Elly Green’s realization of the work, which can be read as an attempt to make palpable the separation between reality and its portrayal, makes extensive use of video screens, cameras and projectors. As fitting as this seems, it carries certain risks.
Philosophically, About Tommy is as rooted in its epoch as the attendant lightshow. This is on many levels a slither of history. Fortunately, this production dodges accusations of formulism by exploring the possibilities of its central conceit thoroughly.
The play is superabundantly visual. We are bathed in light. The text too is stuffed with references to spectatorship, but we quickly understand that there is nothing to see here. The rot of war is but a spectre in our peripheral vision, always just off-stage, just out of sight.
We’re not the only ones gawping. Friends and family nurture their own understanding of their loved one’s plight; the soldiers themselves are only permitted to keep watch they cannot intervene.
Tommy delivers his panicked soliloquies to a camera. Projected and amplified, his face is poured over every available surface and his voice booms but for all the terrible excess of his words, these can only do what words do, perhaps ironically more so.
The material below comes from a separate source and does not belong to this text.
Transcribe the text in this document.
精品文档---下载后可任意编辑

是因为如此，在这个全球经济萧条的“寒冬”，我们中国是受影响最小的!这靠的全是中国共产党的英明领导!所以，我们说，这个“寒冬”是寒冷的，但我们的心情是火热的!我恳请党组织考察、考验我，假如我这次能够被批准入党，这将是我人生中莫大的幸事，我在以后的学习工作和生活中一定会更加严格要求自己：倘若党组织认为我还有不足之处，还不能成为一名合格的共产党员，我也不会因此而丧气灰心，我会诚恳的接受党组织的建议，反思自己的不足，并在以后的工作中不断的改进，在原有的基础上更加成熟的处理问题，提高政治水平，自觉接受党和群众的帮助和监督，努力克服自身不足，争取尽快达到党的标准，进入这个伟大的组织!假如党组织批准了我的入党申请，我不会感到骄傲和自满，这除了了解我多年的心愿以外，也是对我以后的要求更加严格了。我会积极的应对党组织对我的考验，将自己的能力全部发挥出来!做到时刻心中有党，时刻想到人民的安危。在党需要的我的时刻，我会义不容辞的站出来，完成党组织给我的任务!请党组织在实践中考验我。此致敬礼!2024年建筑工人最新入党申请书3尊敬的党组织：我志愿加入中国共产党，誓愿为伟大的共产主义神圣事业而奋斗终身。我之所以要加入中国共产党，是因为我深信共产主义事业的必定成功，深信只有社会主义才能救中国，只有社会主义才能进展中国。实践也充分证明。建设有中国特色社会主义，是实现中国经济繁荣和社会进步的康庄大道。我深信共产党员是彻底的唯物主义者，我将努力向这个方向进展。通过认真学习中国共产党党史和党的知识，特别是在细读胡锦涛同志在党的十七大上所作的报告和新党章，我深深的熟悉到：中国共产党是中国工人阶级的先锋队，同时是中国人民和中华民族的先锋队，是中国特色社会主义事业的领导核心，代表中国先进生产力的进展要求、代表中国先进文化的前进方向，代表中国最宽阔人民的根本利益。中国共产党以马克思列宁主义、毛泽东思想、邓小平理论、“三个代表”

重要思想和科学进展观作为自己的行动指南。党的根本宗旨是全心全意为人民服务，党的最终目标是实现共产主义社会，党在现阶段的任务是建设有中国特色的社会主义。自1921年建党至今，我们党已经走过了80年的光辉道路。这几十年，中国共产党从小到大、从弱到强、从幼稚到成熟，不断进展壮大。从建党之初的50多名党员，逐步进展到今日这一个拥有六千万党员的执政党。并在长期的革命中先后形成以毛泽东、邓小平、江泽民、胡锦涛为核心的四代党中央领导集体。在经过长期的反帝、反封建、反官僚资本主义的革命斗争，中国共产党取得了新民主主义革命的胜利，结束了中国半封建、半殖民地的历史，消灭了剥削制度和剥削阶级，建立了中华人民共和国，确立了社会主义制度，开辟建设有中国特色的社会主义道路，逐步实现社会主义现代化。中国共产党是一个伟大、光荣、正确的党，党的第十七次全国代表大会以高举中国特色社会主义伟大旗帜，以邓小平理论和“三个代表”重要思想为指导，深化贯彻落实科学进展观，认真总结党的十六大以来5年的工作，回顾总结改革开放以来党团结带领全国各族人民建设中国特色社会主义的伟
Words generalize, they dull the sharp edges; as public as Tommy’s confessions are, his experiences are impenetrable and private.
The three-strong cast is able and enthusiastic but spread thinly. Whilst About Tommy derives a good deal of its comic effect from the rapid changes of role this necessitates, there were times when the players seemed unsure of themselves and of each other particularly towards the end.
This short play is perhaps even a touch overlong. Nonetheless, what these tableaux lose in unity they more than recoup in fluidity and energy. They are wonderful to look at, if unyielding.